Unfortunately, different groups picked different things. On Unix, the end of line is marked by a single newline character, which is written '\n'.

On Windows, the end of line is marked with a carriage return followed by a newline, which is written '\r\n'.

Most editors can detect and handle the difference, but it's still annoying for programmers, who need to be able to handle both.

Python tries to help by converting '\r\n' to '\n' when it's reading data from a file on Windows, and converting the other way when it's writing. This is the right behavior for text…

…but if you're reading an image, an audio file, or some other binary file that might just happen to have the numbers representing '\r' and '\n' after each other, you definitely don't want this conversion to happen. To prevent it, you must open the file in binary mode.

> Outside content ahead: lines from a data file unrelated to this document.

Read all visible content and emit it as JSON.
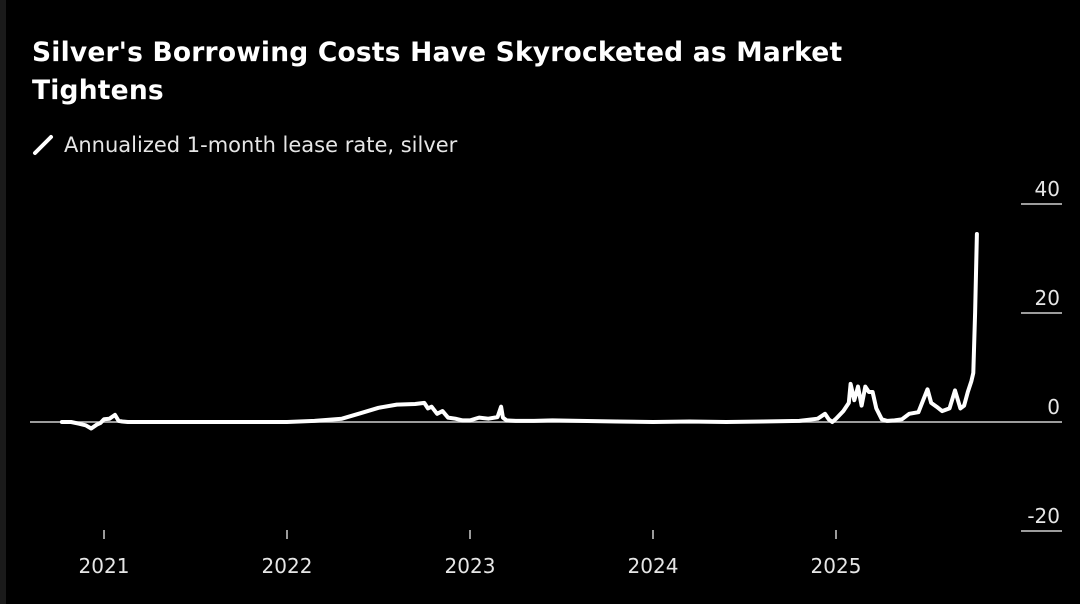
{
  "chart_data": {
    "type": "line",
    "title": "Silver's Borrowing Costs Have Skyrocketed as Market Tightens",
    "xlabel": "",
    "ylabel": "",
    "legend": {
      "position": "top-left",
      "entries": [
        "Annualized 1-month lease rate, silver"
      ]
    },
    "grid": false,
    "ylim": [
      -20,
      40
    ],
    "yticks": [
      40,
      20,
      0,
      -20
    ],
    "ytick_labels": [
      "40",
      "20",
      "0",
      "-20"
    ],
    "xlim": [
      2020.75,
      2025.85
    ],
    "xticks": [
      2021,
      2022,
      2023,
      2024,
      2025
    ],
    "xtick_labels": [
      "2021",
      "2022",
      "2023",
      "2024",
      "2025"
    ],
    "series": [
      {
        "name": "Annualized 1-month lease rate, silver",
        "color": "#ffffff",
        "x": [
          2020.77,
          2020.82,
          2020.86,
          2020.9,
          2020.93,
          2020.96,
          2020.98,
          2021.0,
          2021.03,
          2021.06,
          2021.08,
          2021.1,
          2021.13,
          2021.2,
          2021.4,
          2021.6,
          2021.8,
          2022.0,
          2022.15,
          2022.3,
          2022.4,
          2022.5,
          2022.6,
          2022.7,
          2022.75,
          2022.77,
          2022.79,
          2022.82,
          2022.85,
          2022.88,
          2022.92,
          2022.96,
          2023.0,
          2023.05,
          2023.1,
          2023.15,
          2023.17,
          2023.18,
          2023.2,
          2023.25,
          2023.35,
          2023.45,
          2023.6,
          2023.8,
          2024.0,
          2024.2,
          2024.4,
          2024.6,
          2024.8,
          2024.9,
          2024.94,
          2024.96,
          2024.98,
          2025.0,
          2025.04,
          2025.07,
          2025.08,
          2025.1,
          2025.12,
          2025.14,
          2025.16,
          2025.18,
          2025.2,
          2025.22,
          2025.25,
          2025.28,
          2025.32,
          2025.36,
          2025.4,
          2025.45,
          2025.5,
          2025.52,
          2025.55,
          2025.58,
          2025.62,
          2025.65,
          2025.68,
          2025.7,
          2025.72,
          2025.74,
          2025.75,
          2025.76,
          2025.77
        ],
        "y": [
          0.0,
          0.0,
          -0.3,
          -0.6,
          -1.2,
          -0.5,
          -0.2,
          0.5,
          0.6,
          1.3,
          0.2,
          0.1,
          0.0,
          0.0,
          0.0,
          0.0,
          0.0,
          0.0,
          0.2,
          0.6,
          1.6,
          2.6,
          3.2,
          3.3,
          3.5,
          2.5,
          2.8,
          1.5,
          2.0,
          0.8,
          0.6,
          0.3,
          0.3,
          0.8,
          0.6,
          0.9,
          2.8,
          0.8,
          0.3,
          0.2,
          0.2,
          0.3,
          0.2,
          0.1,
          0.0,
          0.1,
          0.0,
          0.1,
          0.2,
          0.6,
          1.5,
          0.5,
          0.0,
          0.6,
          2.0,
          3.5,
          7.0,
          4.0,
          6.5,
          3.0,
          6.5,
          5.5,
          5.5,
          2.5,
          0.5,
          0.2,
          0.3,
          0.5,
          1.5,
          1.8,
          6.0,
          3.5,
          2.8,
          2.0,
          2.5,
          5.8,
          2.5,
          3.0,
          5.5,
          7.5,
          9.0,
          20.0,
          34.5
        ]
      }
    ]
  }
}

To do this, put the letter 'b' after the 'r' or 'w' when you call open, as shown here.

Now, back to characters…

ASCII is fine for the digit 2, the letter 'q', or a circumflex '^', but how should we store 'ê', 'β', or other characters?

Well, 7 bits gives us the numbers from 0 to 127…

…but an 8-bit byte can represent numbers up to 255, so why not extend the ASCII standard to define meanings for those "extra" 128 numbers?

Unfortunately, everyone did, but in different and incompatible ways.

The result was a mess: if a program assumed characters were encoded using Spanish rules when they were actually encoded in Bulgarian, what it got was gibberish.

And setting that aside, many languages—particularly those of East Asia—use a lot more than 256 distinct symbols.

The solution that emerged in the 1990s is called the Unicode standard.

It defines integer values to represent thousands of different characters and symbols…

…but does not define how to store those integers in a file, or as a string in memory.

The simplest choice would be to switch from using an 8-bit byte for each character to using a 32-bit integer…

…but that would waste a lot of space for alphabetic languages like English, Estonian, and Brazilian Portuguese.

Despite this, 32 bits per character is actually used in memory, where access speed is important…

…but most programs and programmers use something else when saving data to a file or sending it over the Internet.

That something else is (almost) always an encoding called UTF-8, which uses a variable number of bytes per character.

For backward compatibility's sake, the first 128 characters (i.e., the old ASCII character set) are stored in one byte each.

The next 1920 characters are stored using two bytes each, the next 61,000-odd in three bytes each, and so on.

If you're curious, the way this works is shown…

…in…

…this…

…table…

…but you don't have to know or care.

What you do have to know these days is that Python 2.* provides two kinds of strings.

A "classic" string uses one byte per character, just as it always did.

While a "Unicode" string uses enough memory per character to store any kind of text.

Unicode strings are indicated by putting a lower-case 'u' in front of the opening quote.

If we want to convert a Unicode string to a string of bytes, we must specify an encoding.

You should always use UTF-8 unless you have a very, very good reason to do something else.

And even then, you should think twice.